At first glance Putin's plan to use energy as a weapon seems to be working. Europe's media is fixated on the increase in the price of natural gas and fear of a cold winter. At second glance, however, Putin’s victory looks Pyrrhic. Natural gas prices have dropped below their peak despite the announcement of the almost complete supply freeze – and in some cases they are down to half their peak price. Even the supply freeze and explosion in prices has not appeared to provoke the much-feared economic collapse. Why?
Firstly, Germany has dealt with the gas shortage by increasing gas storage much faster than expected. Secondly, consumption has fallen quite remarkably. The savings made by private households won’t be clear till the autumn and winter, but it is already apparent that industry has been able to substitute other energy sources for natural gas. And – this is the crucial point – with significantly lower production losses than feared.
As our Chart of the Week shows, in July and August industry used around 20% less gas than the average for 2018 to 2021. Yet in July  Germany's real industrial production fell by only 2% compared to the 2018-2021 period. And we believe these figures could get still better when a so called auction model for gas is introduced. Then companies that are currently still benefiting from (long term) favorable supply conditions will have an incentive to curb their consumption and auction off their surplus gas at a profit.
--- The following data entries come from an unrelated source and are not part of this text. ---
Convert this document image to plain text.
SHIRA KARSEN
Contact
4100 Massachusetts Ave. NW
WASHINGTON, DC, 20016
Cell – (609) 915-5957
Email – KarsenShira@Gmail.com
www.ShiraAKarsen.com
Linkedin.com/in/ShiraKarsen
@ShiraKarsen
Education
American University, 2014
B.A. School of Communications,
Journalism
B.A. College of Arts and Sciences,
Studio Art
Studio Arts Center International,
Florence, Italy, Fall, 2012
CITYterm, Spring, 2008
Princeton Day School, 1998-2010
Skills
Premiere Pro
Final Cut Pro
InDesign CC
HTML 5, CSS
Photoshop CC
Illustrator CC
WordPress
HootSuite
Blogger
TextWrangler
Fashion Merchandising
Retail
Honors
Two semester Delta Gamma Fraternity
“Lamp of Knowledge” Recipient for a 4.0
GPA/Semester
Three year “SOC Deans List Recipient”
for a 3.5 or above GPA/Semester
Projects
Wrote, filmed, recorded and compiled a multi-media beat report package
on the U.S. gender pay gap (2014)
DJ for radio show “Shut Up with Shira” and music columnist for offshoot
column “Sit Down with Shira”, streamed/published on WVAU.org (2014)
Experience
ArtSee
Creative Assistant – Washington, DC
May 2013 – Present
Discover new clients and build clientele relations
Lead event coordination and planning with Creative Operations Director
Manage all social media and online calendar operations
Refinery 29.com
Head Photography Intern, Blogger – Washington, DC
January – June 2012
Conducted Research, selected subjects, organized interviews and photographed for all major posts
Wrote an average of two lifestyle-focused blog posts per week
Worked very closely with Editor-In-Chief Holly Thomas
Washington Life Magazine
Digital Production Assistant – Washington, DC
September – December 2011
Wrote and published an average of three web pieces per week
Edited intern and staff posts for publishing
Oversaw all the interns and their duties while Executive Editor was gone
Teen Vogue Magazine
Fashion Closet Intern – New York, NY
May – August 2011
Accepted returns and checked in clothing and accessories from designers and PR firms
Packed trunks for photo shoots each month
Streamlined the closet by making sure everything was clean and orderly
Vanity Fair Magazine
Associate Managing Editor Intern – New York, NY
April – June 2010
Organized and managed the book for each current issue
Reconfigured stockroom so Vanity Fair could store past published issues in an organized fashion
Difference of gas consumption and industrial production 2022 vs. 2018-2021
Sources: Haver Analytics, Bundesnetzagentur, DWS Investment GmbH as of 9/12/22
Of course, this does not mean that German industry and households are not in for a tough winter – and perhaps two or three hard winters. The drastic increase in prices is enough to cause that. And in our baseline scenario we expect a slight recession in Germany and Europe at the turn of the year. Small businesses especially are likely to complain more about the difficulties they face. But just a few months ago it was feared that a near halt in supplies from Nordstream I would provoke a catastrophe. The halt has come; the catastrophe hasn’t. And the government has lent a helping hand with a relief package for commercial consumers that amounts to about 3% of GDP.
Putin says that Russia has staying power in the war because his people are capable of suffering and can deal with economic shortages. "However, we are now seeing how adaptable Western industries are when faced with extraordinary pressure," says Martin Moryson, Chief European Economist at DWS.